The finished cider has 8.5% alcohol as a result of using true cider variety apples that have higher beginning sugar levels than typical dessert apples.

Eden Sparkling Dry is full-flavored, tannic, clean and very dry with a champagne-like mouth feel and bright acidity. It is a wonderful accompaniment to food, including barbecue, cheeses, grilled fish and especially oysters!    

Appearance: brilliant, active bubbles, rich deep gold color

The bubbles I can see the glass appear tremendously active, and I can see them well because this cider is so brilliant. Beautiful to behold.

Aromas: overripe apples, wood, minerality

This cider smells rich, sweetly tannic, with a hint of wood phenolics. But it also smells clean. The way my husband described it that it has aromas of barn but not horse.

Dryness/sweetness: Dry

This is seriously dry. Dry and tannic. Dry and tannic and flavorful. Whoa.
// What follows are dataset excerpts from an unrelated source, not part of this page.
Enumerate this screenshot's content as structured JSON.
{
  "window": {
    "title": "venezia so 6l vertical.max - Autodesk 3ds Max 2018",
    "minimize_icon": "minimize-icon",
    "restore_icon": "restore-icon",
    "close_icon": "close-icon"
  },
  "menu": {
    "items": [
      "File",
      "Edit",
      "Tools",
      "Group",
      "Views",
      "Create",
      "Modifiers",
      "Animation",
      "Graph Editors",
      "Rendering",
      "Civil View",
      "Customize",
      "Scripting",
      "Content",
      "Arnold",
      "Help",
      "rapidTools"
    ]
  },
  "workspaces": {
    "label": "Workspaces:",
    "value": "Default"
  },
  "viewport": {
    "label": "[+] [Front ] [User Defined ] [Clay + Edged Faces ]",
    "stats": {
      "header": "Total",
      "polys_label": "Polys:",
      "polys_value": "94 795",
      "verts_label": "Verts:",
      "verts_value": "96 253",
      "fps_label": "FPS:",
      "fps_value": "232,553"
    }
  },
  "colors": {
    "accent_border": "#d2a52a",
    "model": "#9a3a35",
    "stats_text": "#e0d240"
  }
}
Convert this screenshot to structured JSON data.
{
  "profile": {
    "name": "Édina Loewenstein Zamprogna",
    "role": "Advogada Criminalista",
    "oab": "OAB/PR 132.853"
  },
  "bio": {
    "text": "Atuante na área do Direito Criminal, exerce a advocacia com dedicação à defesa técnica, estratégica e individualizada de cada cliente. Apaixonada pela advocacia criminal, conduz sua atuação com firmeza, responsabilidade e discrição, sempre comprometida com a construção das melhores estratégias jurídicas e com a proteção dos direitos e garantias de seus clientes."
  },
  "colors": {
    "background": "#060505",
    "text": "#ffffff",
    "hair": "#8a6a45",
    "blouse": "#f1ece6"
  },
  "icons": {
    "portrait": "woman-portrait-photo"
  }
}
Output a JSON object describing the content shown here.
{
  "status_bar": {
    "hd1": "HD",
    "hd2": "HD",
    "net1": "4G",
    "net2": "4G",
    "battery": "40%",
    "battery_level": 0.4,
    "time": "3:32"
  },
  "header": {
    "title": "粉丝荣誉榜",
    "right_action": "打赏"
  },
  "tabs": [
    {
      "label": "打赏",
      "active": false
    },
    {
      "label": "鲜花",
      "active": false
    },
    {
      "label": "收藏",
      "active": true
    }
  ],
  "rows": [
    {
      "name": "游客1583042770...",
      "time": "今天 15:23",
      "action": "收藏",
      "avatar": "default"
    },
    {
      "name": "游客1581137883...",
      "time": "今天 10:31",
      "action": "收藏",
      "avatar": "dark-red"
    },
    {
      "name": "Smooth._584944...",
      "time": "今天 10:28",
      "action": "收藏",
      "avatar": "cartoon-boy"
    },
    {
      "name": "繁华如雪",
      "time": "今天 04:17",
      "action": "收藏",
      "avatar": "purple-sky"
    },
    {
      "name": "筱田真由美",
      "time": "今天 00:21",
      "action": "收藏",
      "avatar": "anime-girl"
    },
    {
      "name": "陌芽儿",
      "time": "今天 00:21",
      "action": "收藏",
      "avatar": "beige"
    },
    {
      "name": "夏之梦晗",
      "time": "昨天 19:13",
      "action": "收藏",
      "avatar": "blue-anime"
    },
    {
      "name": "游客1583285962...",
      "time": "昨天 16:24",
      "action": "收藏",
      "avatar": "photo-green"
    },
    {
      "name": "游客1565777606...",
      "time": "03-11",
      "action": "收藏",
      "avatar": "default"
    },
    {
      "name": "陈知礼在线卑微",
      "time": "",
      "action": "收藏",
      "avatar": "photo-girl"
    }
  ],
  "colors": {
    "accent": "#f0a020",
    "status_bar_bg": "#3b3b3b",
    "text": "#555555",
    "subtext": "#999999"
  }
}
Flavors and drinking experience: astringent, herbal, tannic, bubbly, exciting

Eden's Sparkling Dry Cider tastes serious astringently dry. Wow! It almost removes the moisture from your face. It's also barny, almost medicinal but more herbal in a rosemary way. The cider tastes rich and like green bitter herbs. It also offers tons of fine and intense bubbles; it is very bottle conditioned. I love how very tannic, but not phenolic this cider tastes. It is really good,but not crisp and refreshing, more severe and thoughtful. The flavors feel saturated and concentrated. Take big sips—the balance is better this way.

To get a big more specific, it has high tannins and high acid; they keep each other in check. The cider sweetens very gently in the finish, which is broad and lingering, but clean. In a rare way, it shows both an extreme of its style and a sense of balance.This is not a cider for beginners or soda-drinkers.  8.5 ABV, British style, and with a decidedly rustic kick. I love it!